Spring-boarded by the first full-feature directorial efforts of Basel Owies, the film takes the simple revenge factor and slows it down to a tense pace, never speeding out of control, and keeping your head into the display at all times, and aside from a few unrealistic situations, the movie more than holds its ground as a strong thriller.
Glenn plays Francis Visser, a convicted serial killer who supposedly ran rampant in the 90’s with the murders of 17 young women, most of whom were found buried alive, and lacking any kind of circumstantial evidence to hold him behind bars, he is set free, and is living a renewed existence in a small town under a new guise, complete with a new name and a steady job as the town’s barber. Leaping back 20-some years, we see the effect of a shoddy investigation, and the police officer responsible for the collar taking his own life when the news of Visser’s release hits the airwaves.

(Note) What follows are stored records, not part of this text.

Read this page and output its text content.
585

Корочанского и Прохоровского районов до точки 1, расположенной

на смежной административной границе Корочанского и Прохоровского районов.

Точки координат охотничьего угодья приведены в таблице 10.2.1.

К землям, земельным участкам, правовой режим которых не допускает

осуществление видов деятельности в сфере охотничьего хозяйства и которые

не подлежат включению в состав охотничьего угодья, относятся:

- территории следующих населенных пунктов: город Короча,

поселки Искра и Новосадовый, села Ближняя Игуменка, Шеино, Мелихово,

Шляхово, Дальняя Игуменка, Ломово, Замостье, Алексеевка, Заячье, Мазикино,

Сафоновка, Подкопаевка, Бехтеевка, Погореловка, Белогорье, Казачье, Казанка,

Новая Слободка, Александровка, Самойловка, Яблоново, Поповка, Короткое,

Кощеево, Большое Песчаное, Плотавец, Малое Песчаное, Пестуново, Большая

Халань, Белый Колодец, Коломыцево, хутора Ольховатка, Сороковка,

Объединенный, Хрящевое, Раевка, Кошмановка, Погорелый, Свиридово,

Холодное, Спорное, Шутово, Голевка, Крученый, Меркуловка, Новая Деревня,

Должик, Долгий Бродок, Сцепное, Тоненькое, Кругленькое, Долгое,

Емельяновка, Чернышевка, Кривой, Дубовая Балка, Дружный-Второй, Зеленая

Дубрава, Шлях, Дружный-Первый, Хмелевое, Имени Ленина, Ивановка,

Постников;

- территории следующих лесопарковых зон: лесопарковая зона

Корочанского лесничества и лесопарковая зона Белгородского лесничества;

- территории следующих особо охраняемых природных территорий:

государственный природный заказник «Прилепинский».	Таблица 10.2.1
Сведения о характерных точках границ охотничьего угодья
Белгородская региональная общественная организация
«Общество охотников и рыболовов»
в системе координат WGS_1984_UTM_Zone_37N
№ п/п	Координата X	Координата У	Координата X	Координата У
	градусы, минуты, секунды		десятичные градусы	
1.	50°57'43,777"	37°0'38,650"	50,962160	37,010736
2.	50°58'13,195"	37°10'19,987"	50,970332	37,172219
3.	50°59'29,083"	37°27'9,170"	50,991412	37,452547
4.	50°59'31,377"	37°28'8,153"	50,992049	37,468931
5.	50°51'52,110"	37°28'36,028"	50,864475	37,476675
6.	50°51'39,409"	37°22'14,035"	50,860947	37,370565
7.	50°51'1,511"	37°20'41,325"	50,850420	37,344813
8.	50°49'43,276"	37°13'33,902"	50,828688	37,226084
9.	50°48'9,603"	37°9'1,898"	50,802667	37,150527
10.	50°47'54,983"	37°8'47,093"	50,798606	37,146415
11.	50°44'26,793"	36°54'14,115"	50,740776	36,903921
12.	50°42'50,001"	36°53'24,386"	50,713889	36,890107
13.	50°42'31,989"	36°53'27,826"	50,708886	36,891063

Back to the present day, we’re introduced to John McCormack (Coy) – the son of the cop who offed himself – he’s angry, revenge-driven, and a police officer himself. His game plan is to slide his way into Visser’s life, acting as a wanna-be killer who wishes to learn all the tips and tricks about how to be a more effective murderer, and surprisingly enough, after a short time, Visser takes the bait (not a smart move for a killer trying to move on in life). McCormack becomes the student to Visser’s teachings, following his techniques to a t, and begins to lose himself in the process – the main question in the film here is: to catch a monster, is it absolutely necessary to become that monster? The viewers are the ones who get caught in the middle of a pseudo-power struggle between the two lead figures, and the results are more surprising than you’d think.
Glenn absolutely shines the brightest in his depiction of the deranged killer, and at more than a few moments I’d honestly reserved my thinking to the notion of him simply trying to make a nice, quiet life for himself, and the shuffling, non-cursing elderly soul rapidly dissolved into the Jekyll/Hyde dynamic, and we’d seen entirely another side of the man who managed to fool an entire town. Coy acts as a nice compliment, but never really seemed to get off the deck in convincing me in his path of determination, yet it’s not a massive oversight that needs to be pinpointed. All in all, The Butcher does have its faults, and is far from the perfect, tidy thriller that it could have been, but definitely deserves to be seen to not only remind people, but also to introduce those who may never have heard the name of Scott Glenn…one true bad-ass, any way you slice it.